Nutrition experts Mira Calton, CN, and Jayson Calton, PhD, are leading authorities on nutrition and micronutrient deficiencies. They are also the bestselling authors of Rebuild Your Bones: The 12-Week Osteoporosis Protocol. To ask them a question, send an email to

How To Boost Your Vitamin D Intake

Q: I know vitamin D is good for me, and I’d like to get more from my diet. I do eat eggs, but I’m allergic to seafood, which is a top source. How else can I get enough without supplements?

A: While seafoods like salmon and tuna are high in vitamin D, eggs are another top source. But there’s a surprising standout in your grocery store produce aisle: mushrooms. They contain ergosterol, a compound that helps form vitamin D in the presence of UV light. But since mushrooms are grown in darkness, you have to expose them to light to start the process. Simply slice them and place in a single layer on a tray in a window that gets direct sunlight for six to eight hours. (If this dries them out, you can rehydrate them, if needed, by soaking them in water.)

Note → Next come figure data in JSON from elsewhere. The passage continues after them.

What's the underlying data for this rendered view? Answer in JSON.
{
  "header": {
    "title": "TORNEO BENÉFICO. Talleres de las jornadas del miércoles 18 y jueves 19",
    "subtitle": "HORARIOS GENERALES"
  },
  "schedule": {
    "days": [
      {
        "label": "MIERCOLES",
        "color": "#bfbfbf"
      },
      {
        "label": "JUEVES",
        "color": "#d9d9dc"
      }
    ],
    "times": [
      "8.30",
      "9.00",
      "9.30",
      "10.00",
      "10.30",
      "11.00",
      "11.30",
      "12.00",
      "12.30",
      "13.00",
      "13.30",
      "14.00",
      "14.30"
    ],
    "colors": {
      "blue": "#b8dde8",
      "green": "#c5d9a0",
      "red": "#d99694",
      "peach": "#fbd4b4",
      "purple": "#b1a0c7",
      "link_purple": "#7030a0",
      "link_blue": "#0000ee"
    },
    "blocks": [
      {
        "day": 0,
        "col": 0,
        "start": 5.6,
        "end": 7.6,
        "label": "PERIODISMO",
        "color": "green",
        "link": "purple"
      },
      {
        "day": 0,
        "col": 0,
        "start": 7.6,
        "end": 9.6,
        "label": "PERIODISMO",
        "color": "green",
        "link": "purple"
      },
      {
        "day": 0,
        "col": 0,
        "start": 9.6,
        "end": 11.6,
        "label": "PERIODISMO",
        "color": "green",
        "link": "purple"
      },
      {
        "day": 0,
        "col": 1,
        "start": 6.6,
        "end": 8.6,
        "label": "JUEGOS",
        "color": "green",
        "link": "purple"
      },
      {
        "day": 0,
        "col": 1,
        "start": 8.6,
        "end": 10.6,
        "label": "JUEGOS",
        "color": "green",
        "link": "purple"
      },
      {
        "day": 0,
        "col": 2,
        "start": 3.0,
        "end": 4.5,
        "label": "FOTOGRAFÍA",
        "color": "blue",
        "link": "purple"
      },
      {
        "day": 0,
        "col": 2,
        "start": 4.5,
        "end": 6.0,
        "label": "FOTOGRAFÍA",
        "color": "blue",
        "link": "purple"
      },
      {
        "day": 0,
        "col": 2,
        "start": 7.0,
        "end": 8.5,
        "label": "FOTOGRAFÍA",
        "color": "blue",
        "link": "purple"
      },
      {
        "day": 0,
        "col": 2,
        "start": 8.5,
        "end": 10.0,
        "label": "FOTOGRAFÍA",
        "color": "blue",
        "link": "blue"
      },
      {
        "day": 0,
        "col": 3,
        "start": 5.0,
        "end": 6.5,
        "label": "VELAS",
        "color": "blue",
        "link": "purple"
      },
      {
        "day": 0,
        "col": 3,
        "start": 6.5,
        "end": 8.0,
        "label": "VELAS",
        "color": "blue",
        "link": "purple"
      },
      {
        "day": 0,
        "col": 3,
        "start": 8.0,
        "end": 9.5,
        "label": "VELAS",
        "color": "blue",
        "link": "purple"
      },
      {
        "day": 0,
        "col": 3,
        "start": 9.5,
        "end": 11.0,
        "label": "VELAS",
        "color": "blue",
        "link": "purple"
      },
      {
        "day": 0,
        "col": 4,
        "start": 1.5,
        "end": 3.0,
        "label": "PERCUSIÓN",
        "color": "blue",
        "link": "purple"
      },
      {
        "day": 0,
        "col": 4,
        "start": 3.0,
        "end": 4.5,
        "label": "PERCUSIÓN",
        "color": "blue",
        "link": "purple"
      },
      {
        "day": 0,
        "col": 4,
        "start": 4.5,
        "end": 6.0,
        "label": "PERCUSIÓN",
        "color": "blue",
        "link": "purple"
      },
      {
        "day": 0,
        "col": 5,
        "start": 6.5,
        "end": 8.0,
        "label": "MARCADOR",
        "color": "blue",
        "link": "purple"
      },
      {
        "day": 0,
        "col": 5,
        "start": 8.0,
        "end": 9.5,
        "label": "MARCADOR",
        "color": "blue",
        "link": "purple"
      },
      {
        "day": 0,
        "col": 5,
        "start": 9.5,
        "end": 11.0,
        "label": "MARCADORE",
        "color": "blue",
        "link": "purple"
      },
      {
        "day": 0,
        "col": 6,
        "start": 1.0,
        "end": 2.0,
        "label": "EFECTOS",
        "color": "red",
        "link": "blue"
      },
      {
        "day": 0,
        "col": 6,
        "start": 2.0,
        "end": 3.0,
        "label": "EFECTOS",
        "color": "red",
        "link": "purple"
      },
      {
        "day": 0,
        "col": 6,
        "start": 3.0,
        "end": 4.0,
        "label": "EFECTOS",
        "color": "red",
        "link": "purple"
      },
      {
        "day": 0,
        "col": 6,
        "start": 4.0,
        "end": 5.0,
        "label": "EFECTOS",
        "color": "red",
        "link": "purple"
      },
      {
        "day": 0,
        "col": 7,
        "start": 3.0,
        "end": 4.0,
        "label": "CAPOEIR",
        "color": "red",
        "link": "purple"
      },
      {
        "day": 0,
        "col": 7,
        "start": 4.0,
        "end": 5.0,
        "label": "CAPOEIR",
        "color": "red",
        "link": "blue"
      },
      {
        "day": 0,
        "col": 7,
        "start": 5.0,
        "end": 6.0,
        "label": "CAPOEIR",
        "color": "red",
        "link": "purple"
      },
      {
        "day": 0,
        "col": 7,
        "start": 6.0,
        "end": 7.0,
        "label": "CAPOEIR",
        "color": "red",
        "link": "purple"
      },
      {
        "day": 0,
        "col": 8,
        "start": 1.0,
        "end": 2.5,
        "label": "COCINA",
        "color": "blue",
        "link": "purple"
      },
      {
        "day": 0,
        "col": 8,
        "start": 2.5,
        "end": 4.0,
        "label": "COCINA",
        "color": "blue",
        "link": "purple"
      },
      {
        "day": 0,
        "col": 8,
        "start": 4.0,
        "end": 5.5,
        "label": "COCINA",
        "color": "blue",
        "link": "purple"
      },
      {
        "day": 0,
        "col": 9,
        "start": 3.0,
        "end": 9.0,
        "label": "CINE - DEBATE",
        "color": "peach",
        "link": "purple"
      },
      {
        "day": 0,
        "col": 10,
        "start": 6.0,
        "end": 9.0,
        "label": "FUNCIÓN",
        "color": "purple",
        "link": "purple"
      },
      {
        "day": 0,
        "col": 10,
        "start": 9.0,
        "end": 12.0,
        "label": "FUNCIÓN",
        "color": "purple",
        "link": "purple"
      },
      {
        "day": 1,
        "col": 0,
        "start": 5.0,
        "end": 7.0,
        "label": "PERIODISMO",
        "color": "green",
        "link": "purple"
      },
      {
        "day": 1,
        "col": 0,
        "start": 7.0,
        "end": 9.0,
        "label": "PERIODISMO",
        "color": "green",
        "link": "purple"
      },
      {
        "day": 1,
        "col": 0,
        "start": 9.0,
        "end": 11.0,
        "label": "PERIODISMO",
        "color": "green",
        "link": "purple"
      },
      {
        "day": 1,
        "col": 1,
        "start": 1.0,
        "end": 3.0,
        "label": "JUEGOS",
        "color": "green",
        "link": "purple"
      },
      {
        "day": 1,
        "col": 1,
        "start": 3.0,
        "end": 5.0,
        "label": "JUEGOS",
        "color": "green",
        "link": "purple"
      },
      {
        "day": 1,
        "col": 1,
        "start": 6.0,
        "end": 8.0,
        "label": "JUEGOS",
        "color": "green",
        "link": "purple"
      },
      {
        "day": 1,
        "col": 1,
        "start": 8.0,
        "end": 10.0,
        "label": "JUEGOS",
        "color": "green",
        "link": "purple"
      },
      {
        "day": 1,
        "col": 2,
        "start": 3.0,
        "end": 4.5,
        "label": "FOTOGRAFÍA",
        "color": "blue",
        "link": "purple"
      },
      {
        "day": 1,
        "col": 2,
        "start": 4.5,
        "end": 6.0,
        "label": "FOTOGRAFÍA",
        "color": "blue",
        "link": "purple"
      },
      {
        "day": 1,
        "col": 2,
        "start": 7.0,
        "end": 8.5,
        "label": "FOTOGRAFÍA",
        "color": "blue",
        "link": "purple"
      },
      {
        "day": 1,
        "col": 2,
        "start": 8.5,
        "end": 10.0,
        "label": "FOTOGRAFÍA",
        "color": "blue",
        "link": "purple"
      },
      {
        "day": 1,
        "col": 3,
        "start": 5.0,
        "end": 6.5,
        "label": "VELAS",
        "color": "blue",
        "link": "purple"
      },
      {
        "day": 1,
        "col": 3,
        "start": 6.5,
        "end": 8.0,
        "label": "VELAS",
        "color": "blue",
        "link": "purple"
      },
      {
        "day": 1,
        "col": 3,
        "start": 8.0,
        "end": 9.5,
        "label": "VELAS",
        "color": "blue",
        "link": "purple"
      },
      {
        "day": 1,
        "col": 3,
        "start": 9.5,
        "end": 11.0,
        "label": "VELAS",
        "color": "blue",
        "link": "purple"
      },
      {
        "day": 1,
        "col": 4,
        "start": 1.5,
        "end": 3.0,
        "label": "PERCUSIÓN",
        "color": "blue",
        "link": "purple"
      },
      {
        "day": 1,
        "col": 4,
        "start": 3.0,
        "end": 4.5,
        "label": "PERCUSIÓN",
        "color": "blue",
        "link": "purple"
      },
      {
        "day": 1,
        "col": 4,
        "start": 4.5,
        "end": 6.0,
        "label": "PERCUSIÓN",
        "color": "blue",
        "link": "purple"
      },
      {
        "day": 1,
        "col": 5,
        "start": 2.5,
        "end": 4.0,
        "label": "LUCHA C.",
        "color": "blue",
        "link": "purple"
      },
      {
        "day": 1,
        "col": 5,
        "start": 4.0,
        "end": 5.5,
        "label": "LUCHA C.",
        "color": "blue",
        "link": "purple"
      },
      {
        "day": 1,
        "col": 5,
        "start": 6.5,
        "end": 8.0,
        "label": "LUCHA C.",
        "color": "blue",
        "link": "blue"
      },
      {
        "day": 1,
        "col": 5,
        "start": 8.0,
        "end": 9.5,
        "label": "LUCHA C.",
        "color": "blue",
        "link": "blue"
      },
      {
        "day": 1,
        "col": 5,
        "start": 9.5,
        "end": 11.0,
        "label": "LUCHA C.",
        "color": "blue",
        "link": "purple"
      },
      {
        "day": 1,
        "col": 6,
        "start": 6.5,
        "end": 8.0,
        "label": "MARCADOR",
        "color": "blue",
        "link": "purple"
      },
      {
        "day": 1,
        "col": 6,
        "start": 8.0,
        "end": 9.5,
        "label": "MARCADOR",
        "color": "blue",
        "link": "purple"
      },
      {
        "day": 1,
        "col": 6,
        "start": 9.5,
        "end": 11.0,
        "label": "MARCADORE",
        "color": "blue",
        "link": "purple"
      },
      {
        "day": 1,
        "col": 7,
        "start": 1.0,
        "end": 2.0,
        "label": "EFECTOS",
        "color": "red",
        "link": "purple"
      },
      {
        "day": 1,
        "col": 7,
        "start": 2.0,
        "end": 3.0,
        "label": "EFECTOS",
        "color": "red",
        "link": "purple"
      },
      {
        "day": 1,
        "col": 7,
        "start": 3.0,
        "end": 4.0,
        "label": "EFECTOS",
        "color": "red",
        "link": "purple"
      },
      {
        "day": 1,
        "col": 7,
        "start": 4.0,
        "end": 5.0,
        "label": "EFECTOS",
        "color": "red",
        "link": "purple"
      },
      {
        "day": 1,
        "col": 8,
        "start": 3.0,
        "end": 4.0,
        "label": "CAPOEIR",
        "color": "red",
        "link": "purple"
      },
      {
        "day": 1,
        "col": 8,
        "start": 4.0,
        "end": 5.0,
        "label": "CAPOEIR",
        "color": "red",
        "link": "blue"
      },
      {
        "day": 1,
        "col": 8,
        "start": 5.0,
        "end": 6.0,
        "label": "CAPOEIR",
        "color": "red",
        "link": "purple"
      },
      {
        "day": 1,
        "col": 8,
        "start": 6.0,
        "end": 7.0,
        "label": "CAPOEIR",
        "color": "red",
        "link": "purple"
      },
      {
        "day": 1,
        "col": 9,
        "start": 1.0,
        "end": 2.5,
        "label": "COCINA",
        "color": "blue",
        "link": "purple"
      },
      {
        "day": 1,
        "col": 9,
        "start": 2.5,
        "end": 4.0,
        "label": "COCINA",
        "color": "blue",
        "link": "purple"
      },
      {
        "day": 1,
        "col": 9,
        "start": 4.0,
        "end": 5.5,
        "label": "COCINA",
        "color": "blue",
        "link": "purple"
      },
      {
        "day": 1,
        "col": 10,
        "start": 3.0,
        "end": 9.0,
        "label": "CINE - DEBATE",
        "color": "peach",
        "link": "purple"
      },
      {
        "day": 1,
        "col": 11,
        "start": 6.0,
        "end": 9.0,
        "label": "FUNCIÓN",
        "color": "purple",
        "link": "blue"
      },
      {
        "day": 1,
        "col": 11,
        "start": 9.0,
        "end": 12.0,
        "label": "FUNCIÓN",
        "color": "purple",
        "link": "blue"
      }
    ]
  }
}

While there’s no guarantee that it will work for you at home, the strategy has been shown to significantly increase mushrooms’ vitamin D content. Combined with the eggs you’re already eating and other D sources, such as fortified cereal, juices and dairy products, adding mushrooms to your repertoire can help you reach the 1,000 to 2,000 IU of vitamin D that most experts advise daily for good health.

This content is not a substitute for professional medical advice or diagnosis. Always consult your physician before pursuing any treatment plan.